Fig. 1 - An AI-powered planning and scheduling tool

Clinical applications of AI - Kheiron   


At the June EMRAD AI Project Board, the Lincolnshire Breast Screening Programme lead described the pressures as “tremendous”, with “no end in sight”. Deep learning is increasingly being proposed as a solution to the breast cancer screening workforce crisis. As part of their role in the Test Bed, Kheiron are conducting a large-scale retrospective study on mammograms from two of the NHS sites within the EMRAD Consortium. The aim is to test the generalisability of Mia™, their novel deep learning mammography software. They hope to conclude that their generalisable model is suitable for consideration as an independent reader in double-read screening programmes (see Fig. 2). This would have significant implications for the future of the breast screening workforce throughout the UK.

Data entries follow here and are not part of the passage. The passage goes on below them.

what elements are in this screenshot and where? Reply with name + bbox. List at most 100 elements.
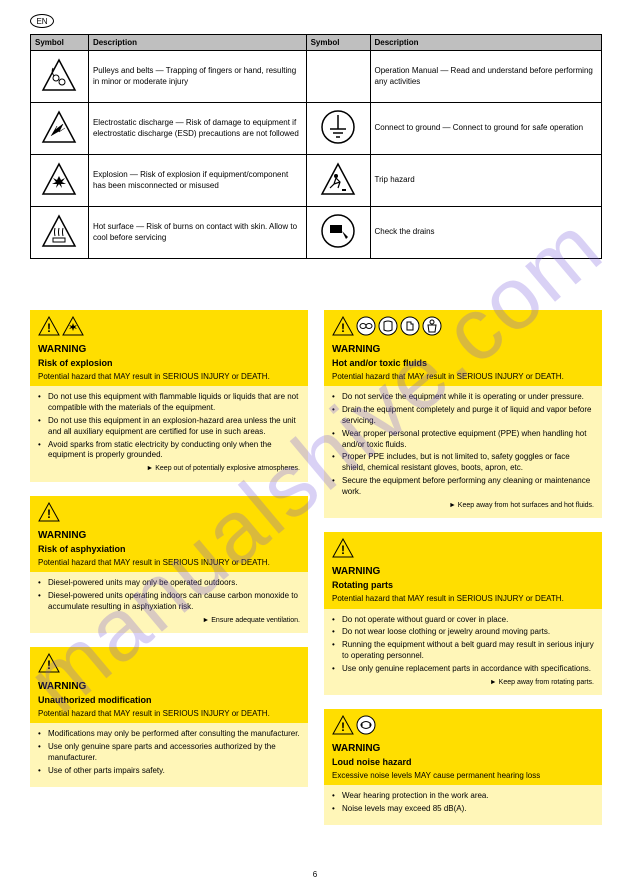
warn-body: Modifications may only be performed afte…: [30, 723, 308, 786]
svg-text:!: !: [47, 507, 51, 521]
hot-icon: [31, 207, 89, 259]
warn-subtitle: Rotating parts: [332, 580, 594, 592]
alert-icon: !: [38, 653, 60, 676]
symbols-table: Symbol Description Symbol Description Pu…: [30, 34, 602, 259]
desc-cell: Operation Manual — Read and understand b…: [370, 51, 602, 103]
svg-text:!: !: [341, 720, 345, 734]
warn-head: ! WARNING Risk of explosion Potential hazar…: [30, 310, 308, 386]
ground-icon: [306, 103, 370, 155]
alert-icon: !: [38, 316, 60, 339]
right-column: ! WARNING Hot and/or toxic fluids Potential…: [324, 310, 602, 839]
alert-icon: !: [332, 715, 354, 738]
desc-cell: Hot surface — Risk of burns on contact w…: [88, 207, 306, 259]
explosion-icon: [62, 316, 84, 339]
goggles-icon: [356, 316, 376, 339]
warn-lead: Potential hazard that MAY result in SERI…: [332, 372, 594, 382]
desc-cell: Explosion — Risk of explosion if equipme…: [88, 155, 306, 207]
desc-cell: Electrostatic discharge — Risk of damage…: [88, 103, 306, 155]
desc-cell: Trip hazard: [370, 155, 602, 207]
warn-title: WARNING: [38, 680, 300, 693]
warn-item: Do not wear loose clothing or jewelry ar…: [332, 627, 594, 638]
page-lang-badge: EN: [30, 14, 54, 28]
warn-item: Diesel-powered units operating indoors c…: [38, 591, 300, 613]
warn-subtitle: Hot and/or toxic fluids: [332, 358, 594, 370]
warn-item: Drain the equipment completely and purge…: [332, 405, 594, 427]
th-symbol-1: Symbol: [31, 35, 89, 51]
warn-body: Do not use this equipment with flammable…: [30, 386, 308, 481]
warn-item: Use only genuine replacement parts in ac…: [332, 664, 594, 675]
warn-item: Do not use this equipment with flammable…: [38, 392, 300, 414]
keepout-note: ► Keep out of potentially explosive atmo…: [38, 464, 300, 473]
warn-item: Avoid sparks from static electricity by …: [38, 440, 300, 462]
warn-subtitle: Unauthorized modification: [38, 695, 300, 707]
warning-box: !WARNINGRisk of asphyxiationPotential ha…: [30, 496, 308, 633]
warn-subtitle: Risk of asphyxiation: [38, 544, 300, 556]
explosion-icon: [31, 155, 89, 207]
warn-lead: Excessive noise levels MAY cause permane…: [332, 771, 594, 781]
warn-lead: Potential hazard that MAY result in SERI…: [332, 594, 594, 604]
warn-head: ! WARNING Loud noise hazard Excessive noise…: [324, 709, 602, 785]
warning-box: ! WARNING Rotating parts Potential hazard t…: [324, 532, 602, 695]
warn-subtitle: Risk of explosion: [38, 358, 300, 370]
page-number: 6: [0, 870, 630, 879]
table-row: Electrostatic discharge — Risk of damage…: [31, 103, 602, 155]
blank-icon: [306, 51, 370, 103]
suit-icon: [422, 316, 442, 339]
warn-item: Secure the equipment before performing a…: [332, 476, 594, 498]
warn-lead: Potential hazard that MAY result in SERI…: [38, 709, 300, 719]
pulley-icon: [31, 51, 89, 103]
th-desc-2: Description: [370, 35, 602, 51]
warn-item: Noise levels may exceed 85 dB(A).: [332, 804, 594, 815]
warn-head: ! WARNING Rotating parts Potential hazard t…: [324, 532, 602, 608]
warn-title: WARNING: [38, 343, 300, 356]
warn-head: ! WARNING Unauthorized modification Potenti…: [30, 647, 308, 723]
warn-icons: !: [332, 538, 594, 561]
warn-body: Do not service the equipment while it is…: [324, 386, 602, 518]
warning-box: ! WARNING Hot and/or toxic fluids Potential…: [324, 310, 602, 518]
esd-icon: [31, 103, 89, 155]
warn-head: ! WARNING Hot and/or toxic fluids Potential…: [324, 310, 602, 386]
warn-icons: !: [332, 316, 594, 339]
warn-item: Wear hearing protection in the work area…: [332, 791, 594, 802]
warn-subtitle: Loud noise hazard: [332, 757, 594, 769]
warn-title: WARNING: [332, 343, 594, 356]
warn-item: Do not operate without guard or cover in…: [332, 615, 594, 626]
warn-icons: !: [38, 316, 300, 339]
warn-item: Use of other parts impairs safety.: [38, 766, 300, 777]
warnings-columns: ! WARNING Risk of explosion Potential hazar…: [30, 310, 602, 839]
alert-icon: !: [38, 502, 60, 525]
warn-title: WARNING: [332, 742, 594, 755]
warn-title: WARNING: [38, 529, 300, 542]
svg-text:!: !: [47, 658, 51, 672]
warning-box: ! WARNING Risk of explosion Potential hazar…: [30, 310, 308, 482]
warn-lead: Potential hazard that MAY result in SERI…: [38, 372, 300, 382]
keepout-note: ► Keep away from rotating parts.: [332, 678, 594, 687]
keepout-note: ► Ensure adequate ventilation.: [38, 616, 300, 625]
th-symbol-2: Symbol: [306, 35, 370, 51]
warn-item: Do not service the equipment while it is…: [332, 392, 594, 403]
ear-icon: [356, 715, 376, 738]
face-icon: [378, 316, 398, 339]
svg-text:!: !: [341, 543, 345, 557]
svg-text:!: !: [47, 321, 51, 335]
warn-item: Do not use this equipment in an explosio…: [38, 416, 300, 438]
table-row: Pulleys and belts — Trapping of fingers …: [31, 51, 602, 103]
desc-cell: Connect to ground — Connect to ground fo…: [370, 103, 602, 155]
warn-item: Proper PPE includes, but is not limited …: [332, 452, 594, 474]
svg-text:!: !: [341, 321, 345, 335]
warn-body: Diesel-powered units may only be operate…: [30, 572, 308, 633]
keepout-note: ► Keep away from hot surfaces and hot fl…: [332, 501, 594, 510]
warn-icons: !: [38, 653, 300, 676]
desc-cell: Check the drains: [370, 207, 602, 259]
alert-icon: !: [332, 538, 354, 561]
warn-item: Use only genuine spare parts and accesso…: [38, 742, 300, 764]
warn-icons: !: [38, 502, 300, 525]
desc-cell: Pulleys and belts — Trapping of fingers …: [88, 51, 306, 103]
warn-title: WARNING: [332, 565, 594, 578]
warn-item: Diesel-powered units may only be operate…: [38, 578, 300, 589]
warn-body: Do not operate without guard or cover in…: [324, 609, 602, 695]
alert-icon: !: [332, 316, 354, 339]
warn-icons: !: [332, 715, 594, 738]
table-row: Explosion — Risk of explosion if equipme…: [31, 155, 602, 207]
warn-item: Wear proper personal protective equipmen…: [332, 429, 594, 451]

Fig. 2 - How Mia™ fits into the double-reading breast screening workflow

Realising all these opportunities will depend significantly on the availability and accessibility of the data which is required to train AI tools. Finding ways to securely and safely share appropriately de-identified client-level data for the purposes of service improvement will be vital. Building functional, modern connectivity into the core breast screening programme software will also be essential: programme managers already have to contend with a variety of IT systems, so core service delivery systems will need to be able to connect seamlessly with new AI tools if those tools are to be deployed effectively in the real world.